UNICEF Deputy Executive Director for Humanitarian Action, Ted Chaiban, said that the Gaza Strip is “poised to witness an explosion in preventable child deaths which would compound the already unbearable level of child deaths in Gaza.”
“We’ve been warning for weeks that the Gaza Strip is on the brink of a nutrition crisis,” Chaiban noted.
A report by the Global Nutrition Cluster (GNC), an aid partnership led by UNICEF, revealed that more than 90% of children under five in Gaza eat two or fewer food groups a day, known as severe food poverty.
In Gaza’s southernmost city of Rafah, where most humanitarian aid enters, the acute malnutrition rate is 5%, compared to 15% in northern Gaza, which has been isolated by the Israeli military and largely cut off from aid for months.
The report revealed that before the war the rate across Gaza was less than 1%.
The flow of humanitarian aid into the Gaza Strip has been severely restricted, and the GNC report said, “Analysis indicates a dire nutrition situation for the entire population of Gaza, both in the short and long term.”
“It is expected that all areas of Gaza will be affected by malnutrition, but governates receiving limited or no humanitarian assistance will be particularly impacted,” it added.
Also, the report stated that at least 90% of children under 5 are affected by one or more infectious disease and 70% have had diarrhoea in the past two weeks.
“81% of households lack safe and clean water, with average household access at less than one litre per person per day,” it added.
Results from the analysis suggest that the nutrition situation of women and children in Gaza is worsening, everywhere, but especially in Northern Gaza and Rafah.
In Northern Gaza, 1 in 6 children are acutely malnourished, with an estimated 3% facing the most severe form of wasting and requiring immediate treatment.
The report outlined two potential scenarios which it termed the “rapid decline scenario” and the “slow deterioration scenario,” both of which depend on the extent to which the spread of disease can be checked and the extent to which aid can be delivered.

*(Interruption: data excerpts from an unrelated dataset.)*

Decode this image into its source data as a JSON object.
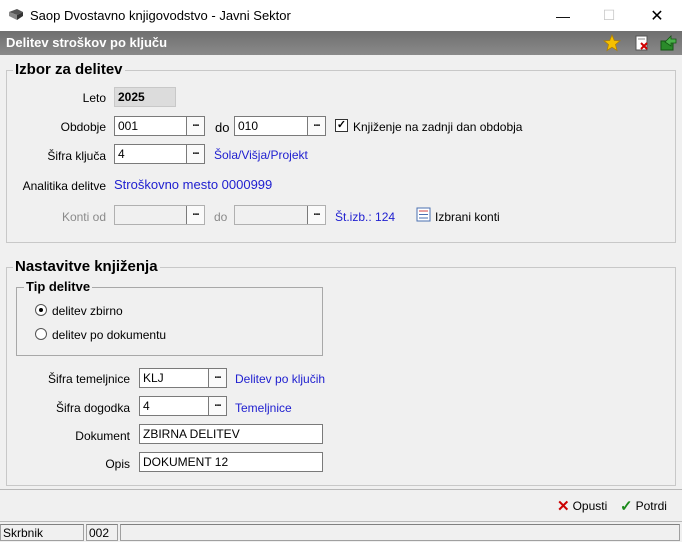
{
  "window": {
    "title": "Saop Dvostavno knjigovodstvo - Javni Sektor",
    "minimize": "—",
    "maximize": "☐",
    "close": "✕"
  },
  "header": {
    "title": "Delitev stroškov po ključu",
    "icons": [
      "star-icon",
      "delete-doc-icon",
      "export-icon"
    ]
  },
  "izbor": {
    "group_title": "Izbor za delitev",
    "leto_label": "Leto",
    "leto_value": "2025",
    "obdobje_label": "Obdobje",
    "obdobje_from": "001",
    "do_label": "do",
    "obdobje_to": "010",
    "zadnji_dan_label": "Knjiženje na zadnji dan obdobja",
    "zadnji_dan_checked": true,
    "sifra_kljuca_label": "Šifra ključa",
    "sifra_kljuca_value": "4",
    "sifra_kljuca_desc": "Šola/Višja/Projekt",
    "analitika_label": "Analitika delitve",
    "analitika_value": "Stroškovno mesto 0000999",
    "konti_od_label": "Konti od",
    "konti_od_value": "",
    "konti_do_label": "do",
    "konti_do_value": "",
    "st_izb": "Št.izb.: 124",
    "izbrani_konti": "Izbrani konti",
    "dots": "..."
  },
  "nastavitve": {
    "group_title": "Nastavitve knjiženja",
    "tip_title": "Tip delitve",
    "tip_options": [
      {
        "label": "delitev zbirno",
        "selected": true
      },
      {
        "label": "delitev po dokumentu",
        "selected": false
      }
    ],
    "temeljnica_label": "Šifra temeljnice",
    "temeljnica_value": "KLJ",
    "temeljnica_desc": "Delitev po ključih",
    "dogodek_label": "Šifra dogodka",
    "dogodek_value": "4",
    "dogodek_desc": "Temeljnice",
    "dokument_label": "Dokument",
    "dokument_value": "ZBIRNA DELITEV",
    "opis_label": "Opis",
    "opis_value": "DOKUMENT 12"
  },
  "buttons": {
    "cancel": "Opusti",
    "confirm": "Potrdi"
  },
  "status": {
    "user": "Skrbnik",
    "code": "002"
  },
  "colors": {
    "header_bg": "#7d7d7d",
    "link_blue": "#2020d0",
    "cancel_red": "#cc0000",
    "confirm_green": "#1a8a1a"
  }
}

Both scenarios, it said, will lead to “a consistent and constant rise in child wasting, maternal undernutrition, and micronutrient malnutrition.”
A Deadly Combination
Moreover, Dr Mike Ryan, Head of the WHO’s health emergencies programme stressed that hunger and disease are “a deadly combination.”
“Hungry, weakened and deeply traumatised children are more likely to get sick… It’s dangerous, and tragic, and happening before our eyes,” Ryan said.

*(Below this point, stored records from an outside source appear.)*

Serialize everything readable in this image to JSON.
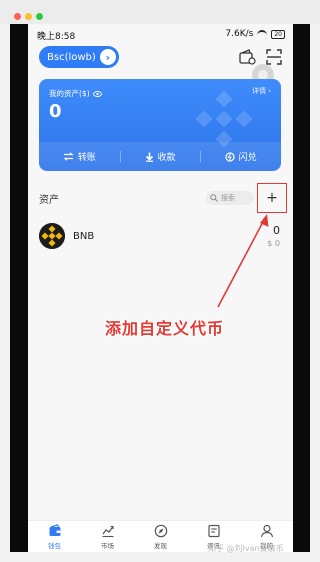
{
  "status_bar": {
    "time": "晚上8:58",
    "speed": "7.6K/s",
    "battery": "20"
  },
  "header": {
    "wallet_name": "Bsc(lowb)"
  },
  "balance_card": {
    "label": "我的资产($)",
    "detail_link": "详情",
    "balance": "0",
    "actions": [
      {
        "label": "转账",
        "icon": "transfer-icon"
      },
      {
        "label": "收款",
        "icon": "receive-icon"
      },
      {
        "label": "闪兑",
        "icon": "swap-icon"
      }
    ]
  },
  "assets": {
    "title": "资产",
    "search_placeholder": "搜索",
    "add_symbol": "+",
    "tokens": [
      {
        "name": "BNB",
        "amount": "0",
        "usd": "$ 0"
      }
    ]
  },
  "annotation": {
    "text": "添加自定义代币",
    "color": "#e53935"
  },
  "tabbar": {
    "items": [
      {
        "label": "钱包",
        "icon": "wallet-icon",
        "active": true
      },
      {
        "label": "市场",
        "icon": "chart-icon",
        "active": false
      },
      {
        "label": "发现",
        "icon": "compass-icon",
        "active": false
      },
      {
        "label": "资讯",
        "icon": "news-icon",
        "active": false
      },
      {
        "label": "我的",
        "icon": "user-icon",
        "active": false
      }
    ]
  },
  "watermark": "知乎 @刘Ivan爱聊币",
  "colors": {
    "accent": "#2f7cf6",
    "annotation_red": "#e53935"
  }
}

Later, WHO accused Israel of hindering medical rescue missions to Nasser hospital. The organization disclosed in a statement that it led two life-saving missions to transfer 32 critical patients, including two children, from Nasser medical complex in southern Gaza on February 18 and 19.
“Weak and frail patients were transferred amidst active conflict near the aid convoy,” it said.
The statement divulged that prior to the missions, WHO received two consecutive denials to access the hospital for medical assessment, causing delays in urgently needed patient referral.
Also, due to “unforgiving road conditions” a team had attempted to reach the complex on foot.
“Nasser hospital has no electricity or running water, and medical waste and garbage are creating a breeding ground for disease. WHO staff said the destruction around the hospital was ‘indescribable.’
“The area was surrounded by burnt and destroyed buildings, heavy layers of debris, with no stretch of intact road. An estimated 130 sick and injured patients and at least 15 doctors and nurses remain inside the hospital.”
World Health Organisation
WHO repeated its calls for the protection of patients, health workers, health infrastructure and civilians.
“Hospitals must not be militarized, misused, or attacked,” it said.